Of Shopping

I really hate shopping. And not just the got-to-go-grocery-shopping or got-to-get-things-to-fix-up-the-house shopping, but the kind of shopping that girls and women are being socialised to like from younger and younger (and more disturbing) ages - what you might call recreational shopping, if you will. Buying things for the sake of buying things. Consumerism. It leaves a bad taste in my mouth for all sorts of reasons. Even the one kind of recreational shopping I engage in most - buying books - makes me feel a bit guilty and this is one of the reasons I try to avoid bookshops; the other is that I'll just end up rushing in there and buying as many books as my budget allows, or rush in there and think "My, what a crappy selection of books they have!". (I am very much a book snob.)

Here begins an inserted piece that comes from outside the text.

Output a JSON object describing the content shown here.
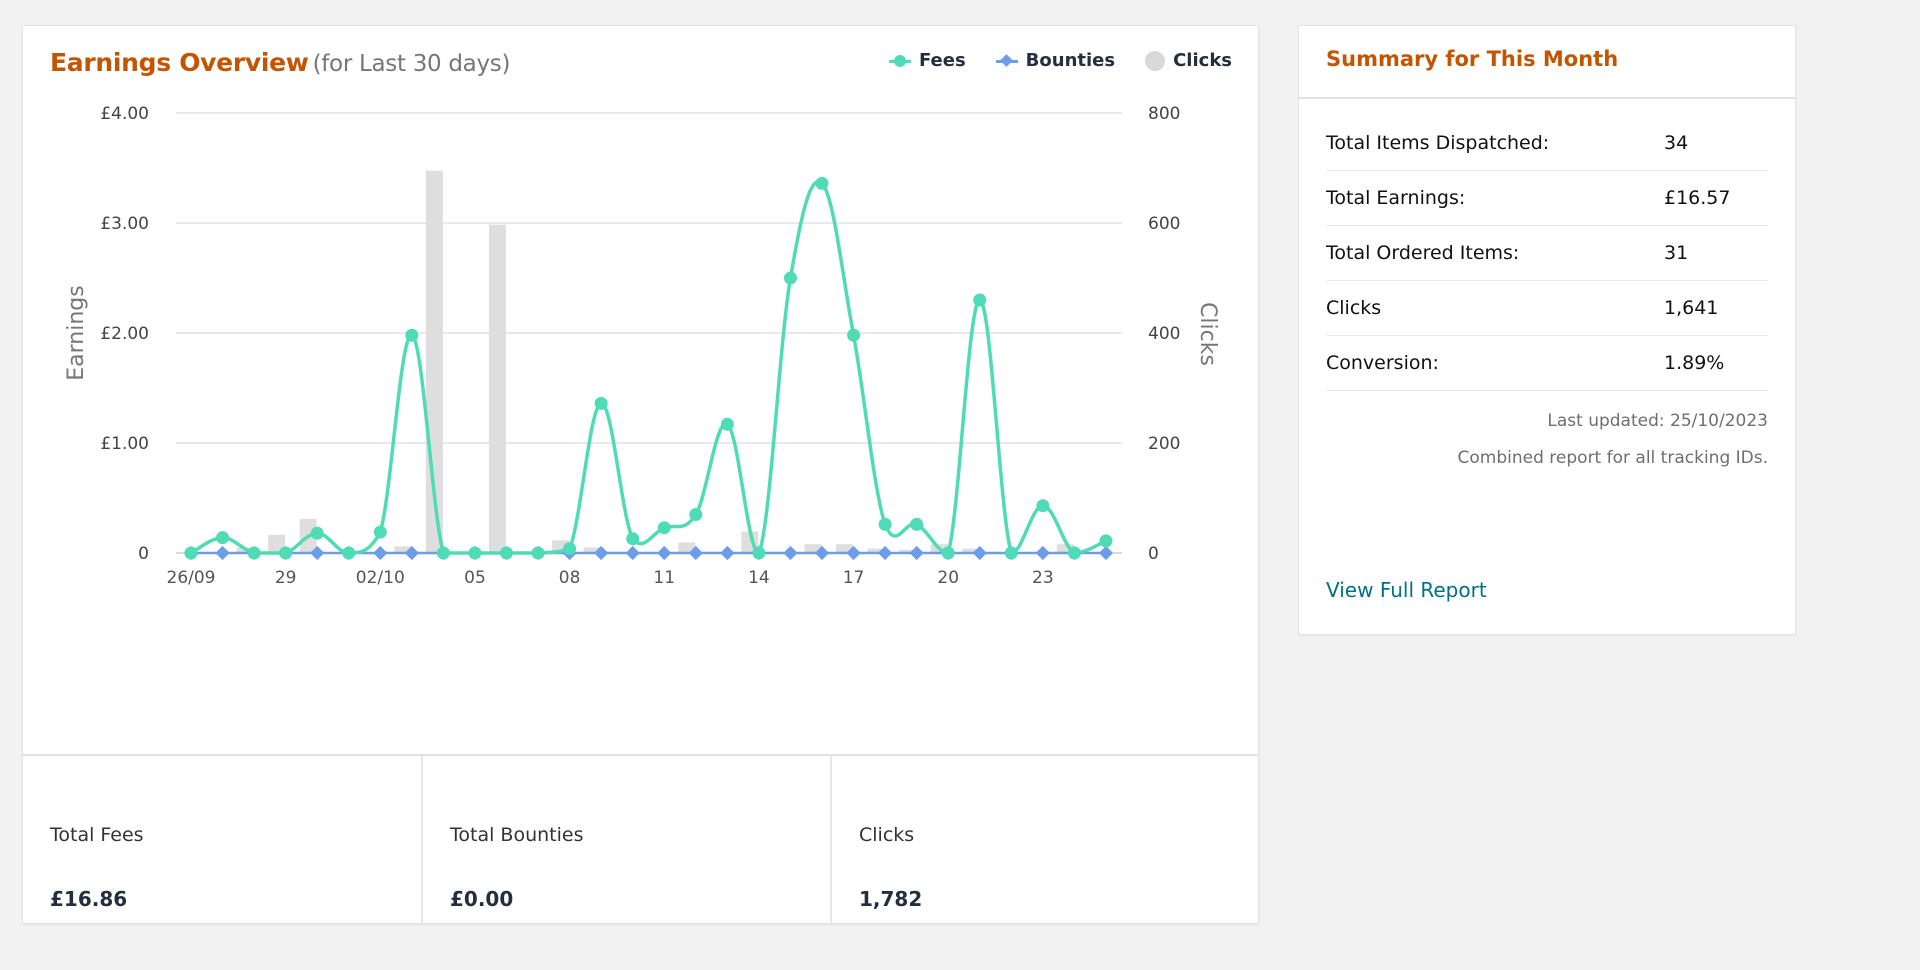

I'll probably be getting weird looks and offhand comments from a lot of people. Not just because - gasp! - I go book shopping more than I shop for clothes, shoes or bags (I think you can tell I'm a cis female by now, albeit a hellishly weird one), but because I'm railing against buying stuff. In a society soaked through with capitalism, how can I even think of doing that?! How can I go against the way status is measured in our capitalistic society - acquire more and more expensive stuff, quite a lot of which I don't actually need - and how can I defend all this while still being reliant on the capitalistic economy to feed and clothe me?

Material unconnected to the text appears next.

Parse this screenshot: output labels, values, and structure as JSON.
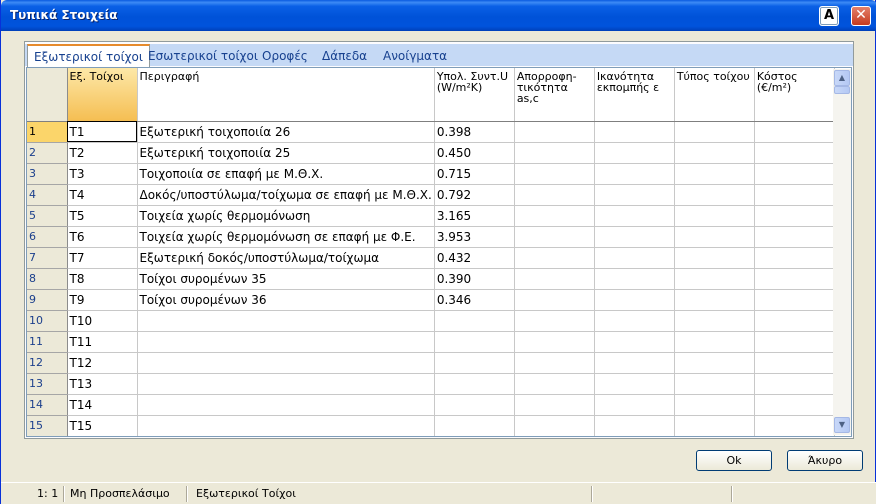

Believe me now, if I had the money, skills and independence to do so, I would run away to Antarctica or some other isolated place and live a life of self-sufficiency. Hell, I'd get off the planet if I thought I could do so (which would most likely be impractical due to the need for food, oxygen and water and the likelihood that I'd have to get all the materials I need, much less the actual food, oxygen and water, from Earth, which sort of defeats the point...I may be overthinking this a little). Until then, I'm stuck shopping for essentials in the great, soulless chains owned and part-owned by corporation after corporation in a great big clusterfuck of malevolence, connections and conspiracy fuel (I'm a sceptic by nature who doesn't take so kindly to conspiracy theories). This in no way means I have to be a resources hog and mindlessly buy the first shiny things I see.

So why do I hate recreational shopping? First of all, it's pointless and I'm not the greatest fan of doing pointless things. If I want to do something pointless, I can engage in any of my other hobbies: singing, reading, writing, spending time with my friends...You know, things that would actually be fun, rather than being dragged round a soulless building filled with soulless people.

Secondly, it's a vile game of status. You buy things you don't need (or things you do need that are hideously fancy and expensive) for ridiculous prices to gain the approval of your peers, since you can afford to spend that much money. That's about it. Since I don't like games of status, I don't like my peers, and I don't like buying overpriced shit I don't even like in order to raise my status with my peers, I see no reason to take part.

Something that worries me is advertising to children; it just rubs me the wrong way. Actually, no, it doesn't just rub me the wrong way and make me feel a bit sickened for no good reason - while not a believer in the notion that children are innocent, I do believe that young children are more likely to fall for advertising bullshit due to having less experience with it. Of course, advertisers will exploit this and plant the seeds of consumerism in their minds...I'm just upset that the rot starts so early in life, I suppose. There are joys beyond shopping for things you don't need.

And makeovers too! Those things piss me off! I've been the subject of many a makeover in my time and I wonder: why bother? I didn't ask for this. I didn't want it. You wanted it, to make me more like you, to make me more normal and acceptable to society. I couldn't give a flying fuck, because the people I actually care about accept me for who I am, not for the clothes I wear. As for society - pah! I'm a confirmed misanthrope, you know, and as such I couldn't care less what it thinks.

Speaking of misanthropy, it's another a reason why I really dislike shopping: I'm in a place I hate surrounded by people. Besides my misanthropy, I'm a shy, socially awkward introvert who gets overloaded in situations where lots of people are involved - like going shopping. Shopping centres are full of people, obviously, and it just makes me tetchy and tense.

I've saved the worst till last: recreational shopping is one huge waste of resources. I think people know this on some level, since the whole point is to shop for things you don't actually need, which requires using resources to make, transport and house all these things nobody really has any use for. I don't think it registers, though, just what we could be using all this space and materials for. At least, I'm hoping it doesn't register, because the alternative - that people know they're wasting resources on buying shiny shiny things and don't care - means that people are being stupid and evil instead of just being plain stupid, and my perception of humanity is already rocketing towards the event horizon of a black hole. I don't need it to cross the event horizon.

I think I may have already written an article about why I oppose consumerism, but I'd like to add something else here. We stroll around the high streets and the shops that could be converted into so many rooms for people to live in, looking for shoes no-one can walk in and clothes we barely ever wear. We don't need these shops. We don't need to raze land to the ground to build them. We need to find homes for those who have none and we need to protect what's left of the environment, and that would be a hell of an easier job without giant shops selling pointless shit and sullying the skyline.